1973 World Press Photo of the Year: children fleeing after a US napalm attack in Vietnam. Photo by Nick Ut Cong Huynh

AIDS was one of the subjects that riveted attention most in the 1980s. The winning picture in 1987 was this portrait of an AIDS-stricken man. Photo by Alon Reininger

Unfazed by the constantly mounting pressure of competition that now pervades the entire press photo industry and that has intensified further since the advent of digitisation, World Press Photo continued to grow in size and professionalism, both as an organisation and an annual event, itself becoming the pace-setter for change.

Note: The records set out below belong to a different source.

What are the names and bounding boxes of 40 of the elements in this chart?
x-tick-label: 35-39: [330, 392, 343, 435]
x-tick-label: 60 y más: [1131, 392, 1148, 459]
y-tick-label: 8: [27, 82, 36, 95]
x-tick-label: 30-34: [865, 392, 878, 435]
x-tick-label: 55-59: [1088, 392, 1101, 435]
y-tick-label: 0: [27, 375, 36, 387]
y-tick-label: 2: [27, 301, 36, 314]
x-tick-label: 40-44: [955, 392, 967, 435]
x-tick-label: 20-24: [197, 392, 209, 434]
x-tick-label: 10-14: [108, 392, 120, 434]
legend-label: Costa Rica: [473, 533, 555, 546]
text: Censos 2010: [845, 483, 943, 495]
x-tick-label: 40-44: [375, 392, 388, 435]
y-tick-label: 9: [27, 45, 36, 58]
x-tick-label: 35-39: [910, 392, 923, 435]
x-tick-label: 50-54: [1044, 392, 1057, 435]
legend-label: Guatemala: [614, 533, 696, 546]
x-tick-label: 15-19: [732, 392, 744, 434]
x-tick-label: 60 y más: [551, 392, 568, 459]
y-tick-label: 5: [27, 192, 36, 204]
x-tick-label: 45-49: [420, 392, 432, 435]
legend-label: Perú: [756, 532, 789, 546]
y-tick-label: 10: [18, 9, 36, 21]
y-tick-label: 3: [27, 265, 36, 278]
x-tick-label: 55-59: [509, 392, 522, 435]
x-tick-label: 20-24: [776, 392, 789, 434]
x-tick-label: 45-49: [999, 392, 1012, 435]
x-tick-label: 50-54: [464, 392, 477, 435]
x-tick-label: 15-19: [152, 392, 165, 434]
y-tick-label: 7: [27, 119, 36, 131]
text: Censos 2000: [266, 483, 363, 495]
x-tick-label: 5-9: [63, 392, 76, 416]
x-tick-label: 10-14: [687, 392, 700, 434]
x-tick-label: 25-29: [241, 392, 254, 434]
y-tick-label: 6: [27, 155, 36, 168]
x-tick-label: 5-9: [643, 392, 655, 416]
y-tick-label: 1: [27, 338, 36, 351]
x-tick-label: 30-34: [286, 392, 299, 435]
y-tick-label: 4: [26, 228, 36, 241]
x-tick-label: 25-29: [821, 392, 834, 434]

The form and content of each award-winning press photo bear witness to the processes that have reshaped society. Whereas the pre-1990s period was dominated by rather harsh impact images, since then softer, more searching works on more abstract subjects (which have always existed) are becoming more frequent. Behind this shift no doubt lies the fact that, beyond the highly synchronised digital world of current events, press photographs are increasingly seeking new host media, such as museums, books and blogs, that provide other avenues to tell their story.

Since its inception by an association of Dutch reporters, World Press Photo has developed into a global platform for photojournalism that rides above the swirling media turbulence. The organisation’s earlier-described expansion into other activities is helping it increase its attentiveness as these activities are only partly dependent on the ever-changing everyday business of journalism.

2014 World Press Photo of the Year: migrants on the shore of Djibouti trying to get a signal on their mobile phone. Photo by John Stanmeyer

World Press Photo 2018

National Museum Zurich
7.6. – 8.7.2018

For the second time, the National Museum Zurich will be exhibiting the best press photographs in the world. This international exhibition is visiting over 100 of the world’s cities and summarises the events of the past year in a total of eight categories. This photographic review will bring the whole wide world to Zurich and will provide impressive proof that a picture is worth more than a thousand words.